For the third straight Oak Bay council meeting a homeowner appealed the municipal arborist report and asked council for permission to remove a healthy tree.
This time it was Bill Ritchie at 3260 Exeter Rd. in the Uplands seeking to remove to mature Garry oaks. Ritchie had an unique case in that he and his partner built a new home on the property a few years ago and at that time, they could have removed the two Garry oaks in question. If the municipal arborist denies a tree removal application, homeowners in Oak Bay can appeal it before council.
On Sept. 30 the homeowners at 2861 Cadboro Bay Rd. were denied the removal of two large deodara pine trees. On Oct. 15 council denied the removal of a large spruce tree that stands prominent in Fireman’s Park at the back of the 1718 Monteith St.
Chris Hyde-Lay: there is some fill soil placed around these to oaks during recent construction but no decay was found.— 🚽 🧻 (@TravisAPaterson) October 29, 2019
(Keep in mind Oak Bay is trying to plant 5,000 trees in the next two decades.)
"The application was denied." CHL
Though council did grant an appeal in June for a resident to take down a giant but healthy deodura cedrus in her yard on St. Patrick Street, council has now denied the past three tree removal applications. Monday’s request was denied in a unanimous vote. But with a light agenda (council only lasted one hour and 28 minutes on Monday), council took some time to carefully deliberate on the matter.
Mayor Kevin Murdoch questioned why the homeowners didn’t take these two Garry oaks down during construction, when they had the chance. (They since reverted to being protected by Oak Bay’s strict tree bylaw.)
“We wanted to keep them,” Ritchie said. “The trees survived blasting for construction and we were happy. But then a big oak came down, luckily no one was hurt. Another 1.5 years ago another oak came down. Why? We don’t know.”
Ritchie pointed to increased winds due to climate change as a possible reason and a threat to the two oaks.

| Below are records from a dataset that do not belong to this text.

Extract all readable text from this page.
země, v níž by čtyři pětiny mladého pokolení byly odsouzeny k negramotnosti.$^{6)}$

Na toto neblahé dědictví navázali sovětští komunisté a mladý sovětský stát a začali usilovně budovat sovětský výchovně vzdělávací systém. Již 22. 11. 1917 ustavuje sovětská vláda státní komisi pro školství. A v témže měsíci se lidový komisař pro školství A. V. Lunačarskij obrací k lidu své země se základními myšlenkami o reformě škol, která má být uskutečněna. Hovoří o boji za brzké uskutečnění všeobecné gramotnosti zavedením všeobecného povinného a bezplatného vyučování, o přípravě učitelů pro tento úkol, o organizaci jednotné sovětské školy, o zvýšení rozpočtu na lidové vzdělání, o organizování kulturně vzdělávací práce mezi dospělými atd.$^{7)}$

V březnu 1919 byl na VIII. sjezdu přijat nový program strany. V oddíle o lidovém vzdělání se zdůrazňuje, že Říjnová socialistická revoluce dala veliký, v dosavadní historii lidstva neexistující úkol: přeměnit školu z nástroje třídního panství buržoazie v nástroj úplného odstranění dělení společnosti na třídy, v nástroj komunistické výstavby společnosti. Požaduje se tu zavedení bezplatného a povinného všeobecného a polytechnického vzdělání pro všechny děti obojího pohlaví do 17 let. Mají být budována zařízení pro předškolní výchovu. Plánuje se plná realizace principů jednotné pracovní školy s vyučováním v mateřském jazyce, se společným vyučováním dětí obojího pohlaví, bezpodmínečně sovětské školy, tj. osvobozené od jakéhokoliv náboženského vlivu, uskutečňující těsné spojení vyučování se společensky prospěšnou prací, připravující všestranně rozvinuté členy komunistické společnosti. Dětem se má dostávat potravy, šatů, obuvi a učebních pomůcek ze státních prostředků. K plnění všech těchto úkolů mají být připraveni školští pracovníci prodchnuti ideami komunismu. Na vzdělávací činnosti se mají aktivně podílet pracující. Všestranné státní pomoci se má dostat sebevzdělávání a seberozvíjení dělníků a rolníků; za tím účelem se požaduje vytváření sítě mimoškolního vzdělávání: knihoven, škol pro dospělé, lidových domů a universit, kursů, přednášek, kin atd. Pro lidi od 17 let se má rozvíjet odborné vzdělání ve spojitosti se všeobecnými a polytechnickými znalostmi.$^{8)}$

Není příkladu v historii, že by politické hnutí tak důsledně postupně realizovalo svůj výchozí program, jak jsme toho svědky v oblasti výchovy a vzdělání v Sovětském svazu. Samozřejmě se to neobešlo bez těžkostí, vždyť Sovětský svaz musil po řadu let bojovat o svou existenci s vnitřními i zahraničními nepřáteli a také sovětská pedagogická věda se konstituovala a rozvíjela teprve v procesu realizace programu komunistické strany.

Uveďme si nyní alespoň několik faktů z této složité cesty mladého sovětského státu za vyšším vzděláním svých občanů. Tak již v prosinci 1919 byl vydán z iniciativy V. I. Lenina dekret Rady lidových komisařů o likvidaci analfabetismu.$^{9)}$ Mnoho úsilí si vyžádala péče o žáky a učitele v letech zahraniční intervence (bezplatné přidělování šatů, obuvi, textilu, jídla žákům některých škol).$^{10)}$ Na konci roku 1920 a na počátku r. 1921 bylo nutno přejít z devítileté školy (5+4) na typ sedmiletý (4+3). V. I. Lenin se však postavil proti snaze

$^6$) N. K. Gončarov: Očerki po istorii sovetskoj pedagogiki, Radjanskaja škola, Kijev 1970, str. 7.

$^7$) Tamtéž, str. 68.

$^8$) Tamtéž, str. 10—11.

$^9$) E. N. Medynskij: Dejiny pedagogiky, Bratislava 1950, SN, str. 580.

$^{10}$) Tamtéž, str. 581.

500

However, the sentiment council expressed during the past two tree removals remained the same. Council supported the staff report despite the applicant’s argument he’s planted 40-plus trees since 2014 and 16 Japanese maples.
“I’ve unfortunately not heard anything from the experts to say that the danger you’re experiencing is any different than the danger I’m experiencing,” said Coun. Eric Zhelka. “I also have a number of old Garry oaks.”
Last week Chris Hyde-Lay, manager of Parks Services, said that while there are generally a few appeals each year to remove trees that were deemed healthy, seeing three in a row is an anomaly.
“We had 36 [tree removal] permit applications this month,” Hyde-Lay said. “Many were refusals.”